- Associated Press - Tuesday, January 23, 2018

LINCOLN, Neb. (AP) - A Nebraska lawmaker known as an animal welfare advocate failed in his quest Tuesday to protect a prairie rodent that some ranchers view as pests, but vowed to raise the issue again.

Sen. Ernie Chambers of Omaha tried to persuade fellow lawmakers to repeal a law that allows county officials to kill black-tailed prairie dogs on private property if a neighbor complains. Senators voted 21-17 in favor of the bill, four votes short of what was needed to advance it.

Chambers said current state law doesn’t provide adequate due-process rights to landowners who don’t mind the animals on their property because it lets county officials venture onto land without a warrant or proper notification. The law is also redundant because the U.S. Department of Agriculture already offers a similar service to analyze and manage pests when they infringe on farmland, he said.
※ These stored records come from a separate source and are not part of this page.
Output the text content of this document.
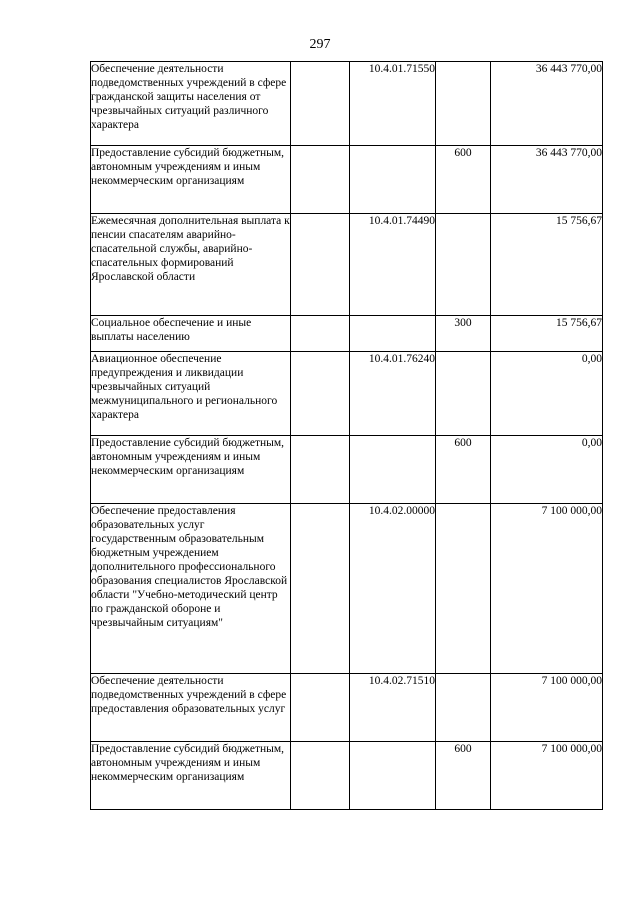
297
Обеспечение деятельности подведомственных учреждений в сфере гражданской защиты населения от чрезвычайных ситуаций различного характера		10.4.01.71550		36 443 770,00
Предоставление субсидий бюджетным, автономным учреждениям и иным некоммерческим организациям			600	36 443 770,00
Ежемесячная дополнительная выплата к пенсии спасателям аварийно-спасательной службы, аварийно-спасательных формирований Ярославской области		10.4.01.74490		15 756,67
Социальное обеспечение и иные выплаты населению			300	15 756,67
Авиационное обеспечение предупреждения и ликвидации чрезвычайных ситуаций межмуниципального и регионального характера		10.4.01.76240		0,00
Предоставление субсидий бюджетным, автономным учреждениям и иным некоммерческим организациям			600	0,00
Обеспечение предоставления образовательных услуг государственным образовательным бюджетным учреждением дополнительного профессионального образования специалистов Ярославской области "Учебно-методический центр по гражданской обороне и чрезвычайным ситуациям"		10.4.02.00000		7 100 000,00
Обеспечение деятельности подведомственных учреждений в сфере предоставления образовательных услуг		10.4.02.71510		7 100 000,00
Предоставление субсидий бюджетным, автономным учреждениям и иным некоммерческим организациям			600	7 100 000,00
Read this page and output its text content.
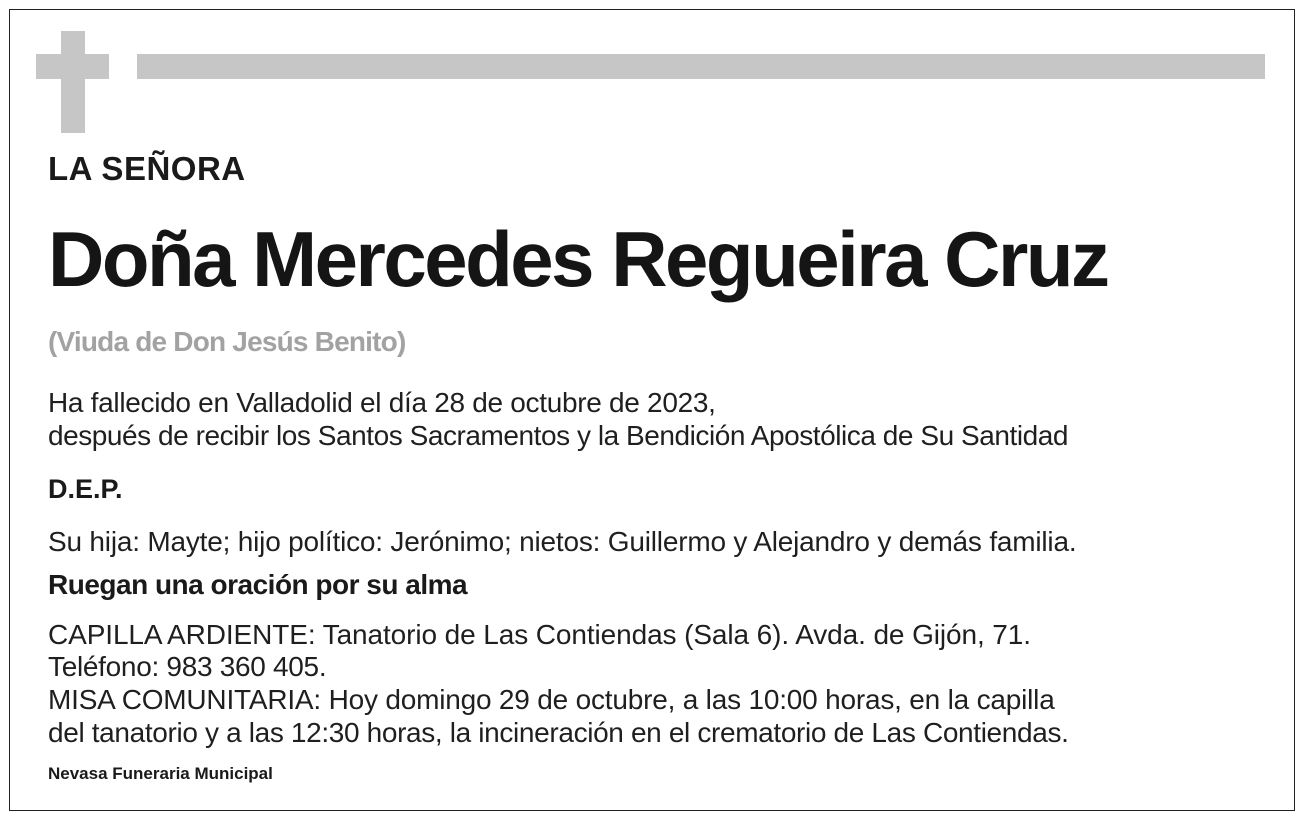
LA SEÑORA
Doña Mercedes Regueira Cruz
(Viuda de Don Jesús Benito)
Ha fallecido en Valladolid el día 28 de octubre de 2023,
después de recibir los Santos Sacramentos y la Bendición Apostólica de Su Santidad
D.E.P.
Su hija: Mayte; hijo político: Jerónimo; nietos: Guillermo y Alejandro y demás familia.
Ruegan una oración por su alma
CAPILLA ARDIENTE: Tanatorio de Las Contiendas (Sala 6). Avda. de Gijón, 71.
Teléfono: 983 360 405.
MISA COMUNITARIA: Hoy domingo 29 de octubre, a las 10:00 horas, en la capilla
del tanatorio y a las 12:30 horas, la incineración en el crematorio de Las Contiendas.
Nevasa Funeraria Municipal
“This law can be set into motion by a vindictive neighbor with an unsupported claim,” he said. “It’s one of the most atrocious pieces of trash that I have ever seen.”

Chambers said he plans to raise the issue again, possibly as an amendment to another bill later this year. A similar measure came close to passing in 2015, but was derailed at the last minute.

Chambers, the self-titled “Defender of the Downtrodden,” is trying to undo many of the animal-related bills that were approved during four years when term limits forced him out of the Legislature, starting in 2009. He returned in 2013.

Chambers has repeatedly, and unsuccessfully, championed bills that would outlaw mountain lion hunting. He also sponsored a law in 2014 that lets judges impose a five-year ban on animal ownership for people convicted of animal cruelty or neglect. The law was inspired by a case involving an eastern Nebraska puppy mill that a judge described as an “animal Auschwitz,” with dogs living in cages crusted with feces and urine.

The 2012 prairie dog law gives counties the option to control their numbers when a landowner’s neighbors complain about the animals on their property. Counties have to approve a management plan with public hearings before they can act. Only Sheridan county in northwest Nebraska has done so.

Chambers said the poison commonly used to kill prairie dogs could also hurt eagles, hawks and ferrets, all of which interact with the rodents. During a 2015 hearing on a similar bill, an organic farmer testified that having to use poison on his land could cause him to lose federal certification.

Black-tailed prairie dogs are native to Nebraska and help preserve the region’s ecology, but some ranchers argue they ruin valuable land. Opponents of the current law contend farmers can control the critters with less invasive methods, such as thick brush along property lines or posts where predatory eagles and falcons can perch to keep the prairie dogs away.

“We’re not interfering with your right to shoot them with your .22” rifle, said Sen. Bob Krist of Omaha.

Some rural senators said the state law gives counties a tool to manage the resilient rodents that spread quickly, damaging crops and tearing up grassland in a state that prizes agriculture.

“I understand people’s passion to want to help this poor little innocent animal,” said Sen. Tom Brewer of Gordon. “But the reality of it is, they bring with them disease. They bring with them destruction of property.”

Sen. Dan Hughes of Venango, a farmer, said some of his neighbors own small patches of rangeland with uncontrolled prairie dogs.

“That’s OK, as long as they stay on their property,” Hughes said. “But when they begin to infringe on my property and begin destroying my crops, then I have a problem.”